Bende bilmem iyi gibiyim. Sen ? Dedim.
-İyiyim bende dedi. Sonra yanıma yaklaşıp ben daha ne olduğunu analayamadan bana sarıldı.
-Sakın hiçbir şey için canını sıkma ben senin her zaman yanındayım. dedi. Sonra ellerini omuzlarımdan çekip göz kırptı ve gitti.
Ben de  arkasından baktım. Neden böyle rahatım bu kadar alışkınım sana ?
Aşk insanı heyecanlandırmaz  mıydı? Ama biz o kadar alışkındık ki birbirimize her hareketimiz birbirimize normal gelirdi. Peki aşk böyle bir şey miydi?

Sabah uyanıp kuaföre gitmek için erkenden evden çıktım. Dalgın dalgın yürürken Selim'le karşılaştım.
-Feraye ne yapmaya çalışıyorsun?
Anlamadım Selim.
-Feraye yeter artık sana yakın oldukça benden kaçıyorsun.
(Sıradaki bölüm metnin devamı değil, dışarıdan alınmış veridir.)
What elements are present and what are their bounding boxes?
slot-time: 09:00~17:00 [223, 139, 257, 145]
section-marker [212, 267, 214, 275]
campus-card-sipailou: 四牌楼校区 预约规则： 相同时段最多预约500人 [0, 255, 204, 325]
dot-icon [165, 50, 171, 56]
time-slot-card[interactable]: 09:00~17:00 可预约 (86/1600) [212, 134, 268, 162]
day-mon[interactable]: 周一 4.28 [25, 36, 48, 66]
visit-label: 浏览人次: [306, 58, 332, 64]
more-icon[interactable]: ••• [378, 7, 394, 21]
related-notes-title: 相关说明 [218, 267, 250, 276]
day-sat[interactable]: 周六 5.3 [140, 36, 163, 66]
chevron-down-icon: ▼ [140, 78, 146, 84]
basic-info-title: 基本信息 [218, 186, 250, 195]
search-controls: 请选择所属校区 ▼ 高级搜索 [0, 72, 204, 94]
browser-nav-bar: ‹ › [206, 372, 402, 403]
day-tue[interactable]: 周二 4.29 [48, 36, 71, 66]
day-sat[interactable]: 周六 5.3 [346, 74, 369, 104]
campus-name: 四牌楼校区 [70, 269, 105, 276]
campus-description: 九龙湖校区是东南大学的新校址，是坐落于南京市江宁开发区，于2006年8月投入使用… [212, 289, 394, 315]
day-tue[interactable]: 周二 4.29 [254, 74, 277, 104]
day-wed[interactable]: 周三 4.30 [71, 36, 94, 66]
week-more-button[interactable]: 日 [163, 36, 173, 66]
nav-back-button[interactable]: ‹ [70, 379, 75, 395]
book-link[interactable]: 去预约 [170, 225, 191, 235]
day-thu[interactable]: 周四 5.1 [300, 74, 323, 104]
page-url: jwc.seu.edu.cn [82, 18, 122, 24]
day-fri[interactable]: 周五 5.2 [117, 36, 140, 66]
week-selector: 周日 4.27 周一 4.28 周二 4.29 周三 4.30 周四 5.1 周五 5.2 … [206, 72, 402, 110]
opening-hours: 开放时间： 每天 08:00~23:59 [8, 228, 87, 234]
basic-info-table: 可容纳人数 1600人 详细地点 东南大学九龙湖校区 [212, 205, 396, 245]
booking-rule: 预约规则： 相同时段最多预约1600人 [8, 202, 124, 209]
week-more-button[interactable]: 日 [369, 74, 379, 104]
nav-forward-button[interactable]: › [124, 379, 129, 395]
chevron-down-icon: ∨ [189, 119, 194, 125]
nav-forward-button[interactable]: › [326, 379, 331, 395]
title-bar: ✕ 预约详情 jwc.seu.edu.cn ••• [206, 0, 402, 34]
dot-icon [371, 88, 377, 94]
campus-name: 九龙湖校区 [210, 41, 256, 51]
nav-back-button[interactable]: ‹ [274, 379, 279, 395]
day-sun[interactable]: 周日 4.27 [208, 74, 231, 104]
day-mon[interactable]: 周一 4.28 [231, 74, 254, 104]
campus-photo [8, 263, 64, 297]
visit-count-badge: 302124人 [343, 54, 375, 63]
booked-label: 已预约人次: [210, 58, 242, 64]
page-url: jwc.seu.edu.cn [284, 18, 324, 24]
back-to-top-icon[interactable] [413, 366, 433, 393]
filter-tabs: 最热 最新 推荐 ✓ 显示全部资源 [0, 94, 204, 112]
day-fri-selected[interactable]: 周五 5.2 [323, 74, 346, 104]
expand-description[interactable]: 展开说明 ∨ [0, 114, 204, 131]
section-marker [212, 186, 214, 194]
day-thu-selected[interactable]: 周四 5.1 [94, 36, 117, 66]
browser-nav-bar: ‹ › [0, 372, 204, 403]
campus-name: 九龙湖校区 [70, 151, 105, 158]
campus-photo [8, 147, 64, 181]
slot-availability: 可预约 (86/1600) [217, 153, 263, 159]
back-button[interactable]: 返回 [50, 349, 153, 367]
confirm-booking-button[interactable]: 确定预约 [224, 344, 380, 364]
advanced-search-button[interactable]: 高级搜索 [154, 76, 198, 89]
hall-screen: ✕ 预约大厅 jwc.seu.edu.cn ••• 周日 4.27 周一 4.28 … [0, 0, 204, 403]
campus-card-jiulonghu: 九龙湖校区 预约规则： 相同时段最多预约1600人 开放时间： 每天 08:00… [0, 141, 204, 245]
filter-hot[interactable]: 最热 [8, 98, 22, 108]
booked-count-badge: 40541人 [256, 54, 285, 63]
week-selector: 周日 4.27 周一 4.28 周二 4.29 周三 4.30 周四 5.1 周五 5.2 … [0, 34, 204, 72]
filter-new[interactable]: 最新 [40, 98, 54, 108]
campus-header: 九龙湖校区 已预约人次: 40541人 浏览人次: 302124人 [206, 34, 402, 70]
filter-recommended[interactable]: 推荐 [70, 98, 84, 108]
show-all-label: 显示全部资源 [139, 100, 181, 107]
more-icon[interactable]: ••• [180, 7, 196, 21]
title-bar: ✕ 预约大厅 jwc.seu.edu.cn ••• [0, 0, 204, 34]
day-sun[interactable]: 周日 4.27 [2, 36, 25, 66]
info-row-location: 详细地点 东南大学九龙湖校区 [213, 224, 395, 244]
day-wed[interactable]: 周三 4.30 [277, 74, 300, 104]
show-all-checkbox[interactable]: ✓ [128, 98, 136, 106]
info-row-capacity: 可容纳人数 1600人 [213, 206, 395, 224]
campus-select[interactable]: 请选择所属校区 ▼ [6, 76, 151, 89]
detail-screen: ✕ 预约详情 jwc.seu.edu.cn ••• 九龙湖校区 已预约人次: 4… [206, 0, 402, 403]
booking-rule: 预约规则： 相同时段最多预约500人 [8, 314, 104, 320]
Beni istemiyorsan söyle artık!
Gözlerinden ne kadar sinirli olduğu anlaşılıyordu.
Selim ben yani ...
Ne diyeceğim ben şimdi. Hadi bir cesaret Feraye.
Selim ben çok düşündüm seni arkadaşım olarak görüyorum. Ben senin yanında olsam da sadece bu şekilde olabilirim üzgünüm. Gözlerinde hayal kırıklığı görünce bir an kendimi suçlu hissetsem de bunu yapmak zorundaydım. Tamam onun için üzülüyordum  hayatı zordu ama ona aşık değildim ben nasıl yalan söyleyebilirim ki. Ellerini saçlarının arasından sinirle geçirip
-Anladım Feraye dedi. Yanımdan geçip hızlı bir şekilde gitti.  Bende kuföre girip işlerimin başına geçtim. Biraz dinleneyim diye koltuğa oturunca Esra da hemen yanıma gelip koltuğa resmen yayıldı. Ben oturduğum yerde sıkışınca
Sen de iki dakika sonra otur Esra! Diye çemkirdim o da omuz silkip umursamadı. Bazen ben bu kızla niye arkadaşım diye düşünmeden edemiyorum.
-Feraye dün Faruk bana birini sevip sevmediğimi sordu.
İnanmıyorum Esra acaba niye sordu?
-Bilmiyorum öylesine dedi ama cevap vermeyince biraz yüzünü astı.
Esra yoksa senden mi hoşlanıyor ? dedim kahkaha atarken.
-Sanmıyorum hem hoşlansa da senin görümcem olma ihtimalin çok can sıkıcı.
Bak bir de kahkaha atıyor sen benim gibi görümceyi bulda öp başına koy.
-Feraye şaka bir yana  Özcan'la da artık bir şey olacağını düşünmüyorum Feraye biz çok farklıyız.
Neden Esra ?
-Feraye ben kuförde çalışıyorum onun işi babasından garanti onun hayatı ve benim hayatım çok farklı bu mahallede oturmasının tek nedenini ikimizde biliyoruz.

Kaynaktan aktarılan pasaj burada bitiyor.